Two storylines. No three. No two. One? … Quantum mechanics. Metafiction. Superpowers. Hello Kitty. Cats. Zen Buddhist Nuns. Ghosts. Dot-coms. Philosophy. WWII. 9/11. What am I missing? What am I missing?
A Tale for the Time Being is a brilliant novel in that way that books can sometime be brilliant. It's the sort of novel that you'll probably feel strongly about from the beginning, or be completely indifferent to. But what else is there? Perhaps, as Jiko would say, they are “same thing.” It's a complex book that seems fairly straightforward until it gets closer and closer to the end. It's the sort of book where everyone is a philosopher (EVERYONE!), everyone has a wondrous story to tell, yet everyone is so prosaic.

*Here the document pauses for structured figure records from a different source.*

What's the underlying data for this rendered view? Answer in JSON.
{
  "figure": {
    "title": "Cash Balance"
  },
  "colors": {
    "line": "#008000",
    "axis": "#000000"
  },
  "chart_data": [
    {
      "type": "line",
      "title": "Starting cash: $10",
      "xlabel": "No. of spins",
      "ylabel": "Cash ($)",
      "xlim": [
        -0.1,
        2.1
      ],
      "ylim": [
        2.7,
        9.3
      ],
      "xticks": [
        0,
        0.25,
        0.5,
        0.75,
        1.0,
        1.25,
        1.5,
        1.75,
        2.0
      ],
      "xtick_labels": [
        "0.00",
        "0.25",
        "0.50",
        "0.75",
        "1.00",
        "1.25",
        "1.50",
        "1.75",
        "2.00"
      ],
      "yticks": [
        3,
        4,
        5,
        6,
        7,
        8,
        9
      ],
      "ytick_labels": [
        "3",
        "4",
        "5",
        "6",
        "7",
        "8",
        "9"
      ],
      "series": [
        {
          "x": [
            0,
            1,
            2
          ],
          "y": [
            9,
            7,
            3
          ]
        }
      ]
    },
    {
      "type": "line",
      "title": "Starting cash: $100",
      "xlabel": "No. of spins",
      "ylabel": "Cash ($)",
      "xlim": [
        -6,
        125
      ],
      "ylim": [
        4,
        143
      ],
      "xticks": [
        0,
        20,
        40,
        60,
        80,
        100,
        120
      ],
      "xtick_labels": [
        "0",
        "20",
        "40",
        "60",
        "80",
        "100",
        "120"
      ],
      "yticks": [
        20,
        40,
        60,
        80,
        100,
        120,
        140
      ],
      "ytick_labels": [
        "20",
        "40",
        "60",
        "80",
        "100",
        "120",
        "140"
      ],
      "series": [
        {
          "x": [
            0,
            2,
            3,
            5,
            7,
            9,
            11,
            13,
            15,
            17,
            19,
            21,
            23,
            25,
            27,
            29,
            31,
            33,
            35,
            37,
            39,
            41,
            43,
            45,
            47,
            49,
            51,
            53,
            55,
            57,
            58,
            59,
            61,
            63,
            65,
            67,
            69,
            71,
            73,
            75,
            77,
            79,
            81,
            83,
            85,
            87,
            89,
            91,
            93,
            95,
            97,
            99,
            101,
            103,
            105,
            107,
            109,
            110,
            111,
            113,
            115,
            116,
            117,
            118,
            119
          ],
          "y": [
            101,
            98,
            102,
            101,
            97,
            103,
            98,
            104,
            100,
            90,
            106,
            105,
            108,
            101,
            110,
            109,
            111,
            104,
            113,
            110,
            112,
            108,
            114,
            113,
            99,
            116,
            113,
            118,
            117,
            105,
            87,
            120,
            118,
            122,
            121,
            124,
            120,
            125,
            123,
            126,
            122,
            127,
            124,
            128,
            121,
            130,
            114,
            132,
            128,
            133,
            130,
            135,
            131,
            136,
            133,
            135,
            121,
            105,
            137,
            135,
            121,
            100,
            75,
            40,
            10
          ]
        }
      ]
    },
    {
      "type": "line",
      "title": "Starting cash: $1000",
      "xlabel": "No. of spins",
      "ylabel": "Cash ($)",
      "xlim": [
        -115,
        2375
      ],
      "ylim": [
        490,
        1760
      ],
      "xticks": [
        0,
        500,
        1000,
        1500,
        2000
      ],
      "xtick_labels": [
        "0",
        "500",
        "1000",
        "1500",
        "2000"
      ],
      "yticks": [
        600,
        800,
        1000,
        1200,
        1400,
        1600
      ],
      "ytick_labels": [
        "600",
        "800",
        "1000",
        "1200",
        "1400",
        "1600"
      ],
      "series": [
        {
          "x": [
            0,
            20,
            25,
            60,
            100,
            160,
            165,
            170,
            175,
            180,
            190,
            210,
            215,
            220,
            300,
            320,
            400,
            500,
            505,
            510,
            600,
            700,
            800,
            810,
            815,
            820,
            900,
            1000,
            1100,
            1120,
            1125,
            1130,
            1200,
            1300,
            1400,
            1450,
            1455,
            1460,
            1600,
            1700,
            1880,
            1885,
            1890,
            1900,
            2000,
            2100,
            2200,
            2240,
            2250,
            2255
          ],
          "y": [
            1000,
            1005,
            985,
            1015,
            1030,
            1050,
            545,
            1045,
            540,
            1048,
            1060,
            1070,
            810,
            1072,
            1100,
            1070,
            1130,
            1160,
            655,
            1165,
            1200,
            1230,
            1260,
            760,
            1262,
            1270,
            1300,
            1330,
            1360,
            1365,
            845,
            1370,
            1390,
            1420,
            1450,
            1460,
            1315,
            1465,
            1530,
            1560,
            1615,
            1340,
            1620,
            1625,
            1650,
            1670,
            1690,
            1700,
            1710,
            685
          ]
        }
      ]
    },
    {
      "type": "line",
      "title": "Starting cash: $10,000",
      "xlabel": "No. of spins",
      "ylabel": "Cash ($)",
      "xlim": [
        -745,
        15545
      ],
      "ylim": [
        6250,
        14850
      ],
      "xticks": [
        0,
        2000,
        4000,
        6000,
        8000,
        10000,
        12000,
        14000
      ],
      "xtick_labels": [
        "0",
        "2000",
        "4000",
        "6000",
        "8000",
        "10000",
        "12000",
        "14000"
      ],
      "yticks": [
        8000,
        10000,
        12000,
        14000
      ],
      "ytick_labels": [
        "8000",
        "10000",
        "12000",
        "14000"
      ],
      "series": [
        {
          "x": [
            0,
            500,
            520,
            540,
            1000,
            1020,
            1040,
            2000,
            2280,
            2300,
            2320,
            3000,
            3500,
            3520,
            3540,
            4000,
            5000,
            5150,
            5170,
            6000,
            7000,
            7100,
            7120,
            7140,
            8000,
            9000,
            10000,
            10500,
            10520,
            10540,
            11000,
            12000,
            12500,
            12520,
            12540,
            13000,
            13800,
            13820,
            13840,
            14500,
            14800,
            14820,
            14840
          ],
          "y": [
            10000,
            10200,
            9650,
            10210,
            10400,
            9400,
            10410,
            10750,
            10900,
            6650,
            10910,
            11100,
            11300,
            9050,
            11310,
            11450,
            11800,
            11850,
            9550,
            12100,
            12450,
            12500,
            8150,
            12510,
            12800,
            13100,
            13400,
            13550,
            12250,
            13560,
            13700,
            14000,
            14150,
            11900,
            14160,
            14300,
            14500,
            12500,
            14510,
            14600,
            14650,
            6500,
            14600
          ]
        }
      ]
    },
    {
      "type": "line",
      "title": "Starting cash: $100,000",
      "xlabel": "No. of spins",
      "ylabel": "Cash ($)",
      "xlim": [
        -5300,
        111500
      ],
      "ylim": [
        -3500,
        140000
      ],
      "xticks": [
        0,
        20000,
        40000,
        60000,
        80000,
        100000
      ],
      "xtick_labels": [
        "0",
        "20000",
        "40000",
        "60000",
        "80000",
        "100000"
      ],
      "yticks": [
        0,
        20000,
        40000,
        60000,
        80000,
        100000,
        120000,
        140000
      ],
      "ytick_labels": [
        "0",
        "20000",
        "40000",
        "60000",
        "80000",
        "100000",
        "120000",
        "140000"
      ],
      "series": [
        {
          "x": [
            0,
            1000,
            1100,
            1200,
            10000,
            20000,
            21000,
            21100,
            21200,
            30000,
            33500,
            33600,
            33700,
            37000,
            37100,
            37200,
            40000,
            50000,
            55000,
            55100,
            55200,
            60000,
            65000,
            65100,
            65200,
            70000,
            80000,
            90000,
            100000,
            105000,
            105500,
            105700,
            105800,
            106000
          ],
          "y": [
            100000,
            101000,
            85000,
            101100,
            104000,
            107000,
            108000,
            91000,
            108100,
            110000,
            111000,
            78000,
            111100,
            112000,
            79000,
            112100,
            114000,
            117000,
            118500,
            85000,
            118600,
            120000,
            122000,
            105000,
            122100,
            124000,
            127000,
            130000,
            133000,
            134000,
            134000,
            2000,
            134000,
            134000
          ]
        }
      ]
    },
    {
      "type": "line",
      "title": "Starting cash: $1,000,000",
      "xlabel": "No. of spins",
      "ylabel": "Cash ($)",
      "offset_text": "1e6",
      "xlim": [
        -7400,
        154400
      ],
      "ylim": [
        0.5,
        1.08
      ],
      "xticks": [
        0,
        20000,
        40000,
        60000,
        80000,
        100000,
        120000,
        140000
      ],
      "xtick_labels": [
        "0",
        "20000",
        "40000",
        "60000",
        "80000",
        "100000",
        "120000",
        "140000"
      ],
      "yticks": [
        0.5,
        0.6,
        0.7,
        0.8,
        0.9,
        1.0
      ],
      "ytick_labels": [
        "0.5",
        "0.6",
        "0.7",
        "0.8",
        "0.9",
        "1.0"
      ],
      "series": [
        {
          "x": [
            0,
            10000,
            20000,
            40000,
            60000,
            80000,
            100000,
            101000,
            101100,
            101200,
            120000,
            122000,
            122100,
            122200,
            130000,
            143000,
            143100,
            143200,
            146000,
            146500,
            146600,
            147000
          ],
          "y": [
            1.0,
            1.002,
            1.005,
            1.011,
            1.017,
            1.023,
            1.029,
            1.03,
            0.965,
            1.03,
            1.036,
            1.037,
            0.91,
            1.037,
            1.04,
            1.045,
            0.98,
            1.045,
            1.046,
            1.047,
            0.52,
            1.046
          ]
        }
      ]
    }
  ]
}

A Tale for the Time Being might be a paradox; or it could just be a book. Not just any book, but a complex metafictional book that Booker types eat up. Now, I am one of those Booker types. I love that prize. Every other literary prize gets it wrong, but the judges at Booker—they're my homies. And yet, I couldn't connect with this novel. Aside from Haruki #1, a character only in the sense of found correspondence, I was unable to connect with the characters. Too many philosophers amongst them. And Nao. Nao was part-philosopher, part-fangirl with a fascinating story and no voice to tell it in. At least not the right voice, I felt.

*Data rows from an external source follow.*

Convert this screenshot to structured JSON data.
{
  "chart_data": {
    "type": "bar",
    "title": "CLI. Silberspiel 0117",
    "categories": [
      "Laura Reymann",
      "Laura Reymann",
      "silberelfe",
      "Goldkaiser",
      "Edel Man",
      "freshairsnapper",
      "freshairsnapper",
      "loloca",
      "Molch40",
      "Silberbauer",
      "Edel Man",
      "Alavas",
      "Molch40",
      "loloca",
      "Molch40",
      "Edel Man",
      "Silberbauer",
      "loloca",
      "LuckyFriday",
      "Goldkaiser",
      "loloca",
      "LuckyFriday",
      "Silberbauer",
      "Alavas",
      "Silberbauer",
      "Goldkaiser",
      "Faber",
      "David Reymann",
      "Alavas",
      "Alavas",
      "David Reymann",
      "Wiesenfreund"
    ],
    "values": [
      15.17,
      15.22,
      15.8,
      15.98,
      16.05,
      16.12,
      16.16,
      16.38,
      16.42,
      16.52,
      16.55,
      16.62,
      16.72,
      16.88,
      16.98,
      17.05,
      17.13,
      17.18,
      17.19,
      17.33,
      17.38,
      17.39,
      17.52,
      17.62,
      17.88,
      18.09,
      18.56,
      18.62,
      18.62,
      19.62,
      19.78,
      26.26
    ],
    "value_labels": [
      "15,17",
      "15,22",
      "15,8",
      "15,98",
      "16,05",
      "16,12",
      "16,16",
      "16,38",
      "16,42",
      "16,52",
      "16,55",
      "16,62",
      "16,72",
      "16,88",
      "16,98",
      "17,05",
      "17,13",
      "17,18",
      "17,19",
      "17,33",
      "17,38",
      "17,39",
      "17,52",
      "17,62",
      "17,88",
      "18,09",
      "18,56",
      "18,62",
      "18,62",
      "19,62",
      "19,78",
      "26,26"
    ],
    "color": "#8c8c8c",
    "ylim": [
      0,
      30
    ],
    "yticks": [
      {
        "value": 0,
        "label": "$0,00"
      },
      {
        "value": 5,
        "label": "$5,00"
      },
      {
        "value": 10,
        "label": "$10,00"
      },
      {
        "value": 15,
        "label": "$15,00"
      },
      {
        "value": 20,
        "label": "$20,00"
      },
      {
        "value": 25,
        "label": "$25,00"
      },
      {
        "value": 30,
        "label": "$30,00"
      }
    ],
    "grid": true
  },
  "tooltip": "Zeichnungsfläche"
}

Perhaps this novel is an example of a good idea getting in the way of a good story. There was considerable potential here, and those willing to work at it, those able to identify with one character or another, they'll probably love this tale. Give it a hundred pages. If you enjoy the characters, press on. If you love multi-layered fiction worthy of dissection, press on. But if you've made it that far and haven't fallen in love, you probably won't. Whether you read all 432 pages, or just make it through the first chapter, it doesn't matter; they're “same thing” to the philosophers and time beings found in this novel.